On 8 June, I Field Force commander Major General William R. Peers ordered the commander of Task Force South, Lieutenant colonel John R. D. Cleland, to suspend the operation so that the 3/506th Infantry, the 192nd Assault Helicopter Company and a pair of 105mm howitzer batteries could move to Da Lat to search for the VC 186th Battalion in Operation Banjo Royce.

On 1 July, Operation McLain resumed with the 3/506th Infantry operating from Landing Zone Betty near Phan Thiết. ARVN General Lữ Mộng Lan also took steps to improve the situation, replacing the inept commander of the 44th Regiment with a proven leader, Lt. Col. Nguyen Ba Thinh. Lan gave Colonel Thinh three new battalion commanders. On 17 July the 2nd Battalion discovered the 840th Main Force Battalion and the 450th Local Force Company in fortifications ten kilometers northeast of Phan Thiết. Thinh committed his remaining maneuver unit, the 3rd Battalion, 44th Infantry, while Cleland sent in several companies from the 3/506th Infantry, and helicopter gunships from Troop B, 1st Squadron, 17th Cavalry Regiment. Backed by the strong U.S. force, Thinh's men drove the VC from their bunkers in a two-day battle. According to a prisoner, 68 VC died. Allied losses totalled 15 ARVN and two U.S.

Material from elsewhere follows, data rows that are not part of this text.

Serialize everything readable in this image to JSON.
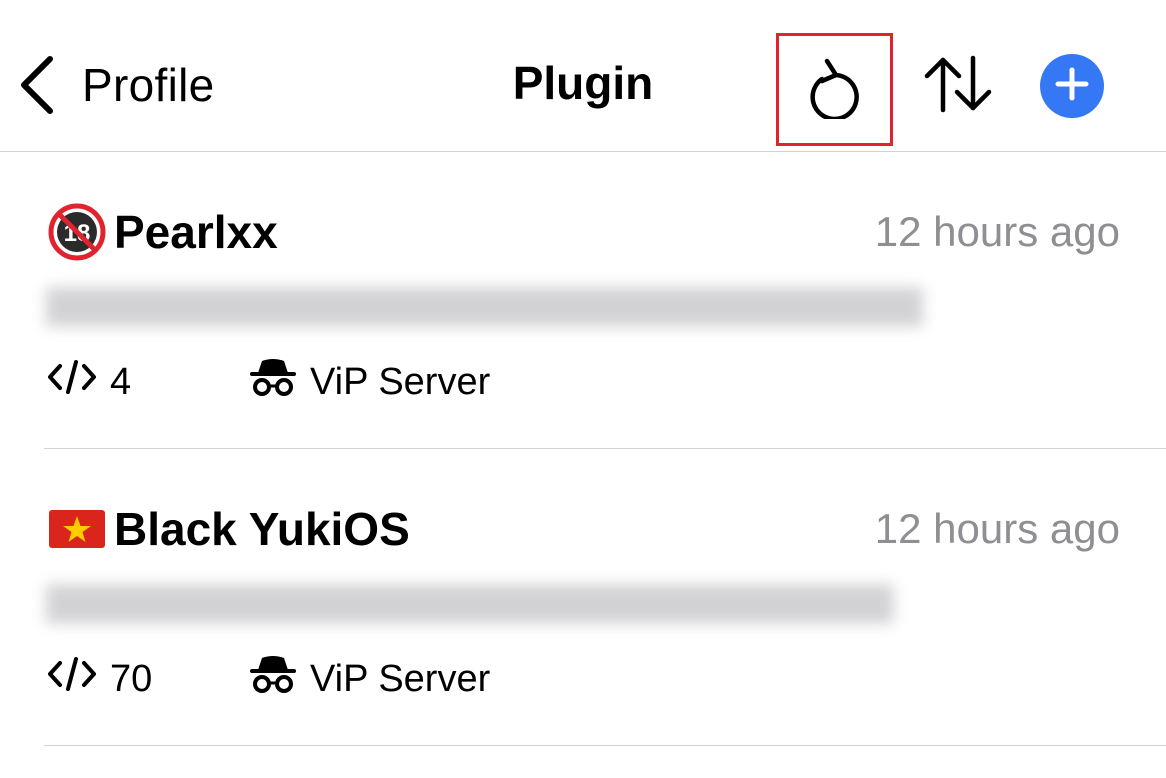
{
  "navbar": {
    "back_label": "Profile",
    "title": "Plugin",
    "icons": {
      "back": "chevron-left-icon",
      "refresh": "refresh-icon",
      "sort": "sort-arrows-icon",
      "add": "plus-circle-icon"
    },
    "colors": {
      "add_button": "#3478f6",
      "highlight_box": "#e0242f"
    }
  },
  "plugins": [
    {
      "flag": "no-under-18-emoji",
      "name": "Pearlxx",
      "time": "12 hours ago",
      "count": "4",
      "server": "ViP Server"
    },
    {
      "flag": "vietnam-flag-emoji",
      "name": "Black YukiOS",
      "time": "12 hours ago",
      "count": "70",
      "server": "ViP Server"
    }
  ],
  "colors": {
    "secondary_text": "#8e8e93",
    "separator": "#d1d1d6"
  }
}
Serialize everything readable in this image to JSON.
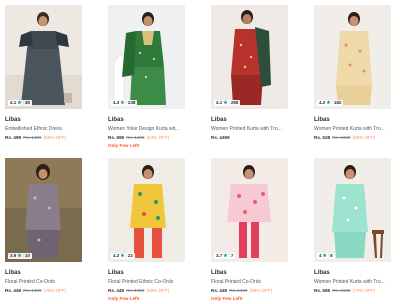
{
  "products": [
    {
      "brand": "Libas",
      "title": "Embellished Ethnic Dress",
      "price": "Rs. 499",
      "mrp": "Rs. 1499",
      "discount": "(66% OFF)",
      "rating": "4.1",
      "reviews": "38",
      "urgency": ""
    },
    {
      "brand": "Libas",
      "title": "Women Yoke Design Kurta wit...",
      "price": "Rs. 699",
      "mrp": "Rs. 1499",
      "discount": "(53% OFF)",
      "rating": "4.3",
      "reviews": "238",
      "urgency": "Only Few Left!"
    },
    {
      "brand": "Libas",
      "title": "Women Printed Kurta with Tro...",
      "price": "Rs. 4499",
      "mrp": "",
      "discount": "",
      "rating": "4.1",
      "reviews": "255",
      "urgency": ""
    },
    {
      "brand": "Libas",
      "title": "Women Printed Kurta with Tro...",
      "price": "Rs. 528",
      "mrp": "Rs. 1699",
      "discount": "(69% OFF)",
      "rating": "4.2",
      "reviews": "182",
      "urgency": ""
    },
    {
      "brand": "Libas",
      "title": "Floral Printed Co-Ords",
      "price": "Rs. 449",
      "mrp": "Rs. 1499",
      "discount": "(70% OFF)",
      "rating": "3.9",
      "reviews": "10",
      "urgency": ""
    },
    {
      "brand": "Libas",
      "title": "Floral Printed Ethnic Co-Ords",
      "price": "Rs. 449",
      "mrp": "Rs. 1499",
      "discount": "(69% OFF)",
      "rating": "4.2",
      "reviews": "22",
      "urgency": "Only Few Left!"
    },
    {
      "brand": "Libas",
      "title": "Floral Printed Co-Ords",
      "price": "Rs. 449",
      "mrp": "Rs. 1499",
      "discount": "(69% OFF)",
      "rating": "3.7",
      "reviews": "7",
      "urgency": "Only Few Left!"
    },
    {
      "brand": "Libas",
      "title": "Women Printed Kurta with Tro...",
      "price": "Rs. 599",
      "mrp": "Rs. 1999",
      "discount": "(70% OFF)",
      "rating": "4",
      "reviews": "8",
      "urgency": ""
    }
  ],
  "icons": {
    "rating_star": "star-icon"
  },
  "colors": {
    "rating_star": "#14958f",
    "discount": "#ff905a",
    "urgency": "#ff5722"
  }
}
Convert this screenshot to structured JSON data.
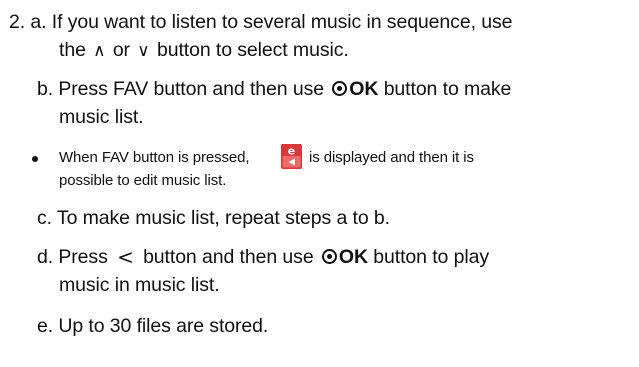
{
  "step2": {
    "a_line1": "2. a. If you want to listen to several music in sequence, use",
    "a_line2_pre": "the",
    "a_up_arrow": "∧",
    "a_or": "or",
    "a_down_arrow": "∨",
    "a_line2_post": "button to select music.",
    "b_line1_pre": "b. Press FAV button and then use",
    "ok_label": "OK",
    "b_line1_post": "button to make",
    "b_line2": "music list.",
    "note_line1_pre": "When FAV button is pressed,",
    "note_line1_post": "is displayed and then it is",
    "note_line2": "possible to edit music list.",
    "c_line": "c. To make music list, repeat steps a to b.",
    "d_line1_pre": "d. Press",
    "d_left_arrow": "<",
    "d_line1_mid": "button and then use",
    "d_line1_post": "button to play",
    "d_line2": "music in music list.",
    "e_line": "e. Up to 30 files are stored."
  },
  "icons": {
    "ok": "ok-button-icon",
    "fav": "edit-list-icon",
    "fav_letter": "e",
    "fav_top_color": "#d9383a",
    "fav_bottom_color": "#ec6a6a"
  }
}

On 23 July a unit of the 1st Brigade found 15 VC graves 7 mi west-southwest of Phan Thiết. Cumulative operational results to the end of July were 648 VC killed and 157 individual and 27 crew-served weapons captured. U.S. losses were 34 killed.

On 21 August an ARVN force and a Battalion unit repulsed an attack on Di Linh killing 43 VC and capturing 12 individual and three crew-served weapons; U.S. losses were three killed. Cumulative operational results to the end of August were 774 VC killed and 201 individual and 28 crew-served weapons captured. U.S. losses were 46 killed.

On 22 October at 03:00 a Brigade unit supported by tanks engaged a VC force near their night defensive position 10 mi northeast of Phan Thiết. The unit was supported by fire from helicopter gunships and an AC-47 Spooky gunship. The VC withdrew at 04:10 leaving 11 dead and six individual and two crew-served weapons; U.S. losses were one killed. Cumulative operational results to the end of October were 851 VC killed and 231 individual and 30 crew-served weapons captured. U.S. losses were 54 killed.

==Aftermath==
The operation concluded on 31 January 1969. VC losses were 1,042 killed and 333 individual and 40 crew-served weapons captured. U.S. losses were 69 killed.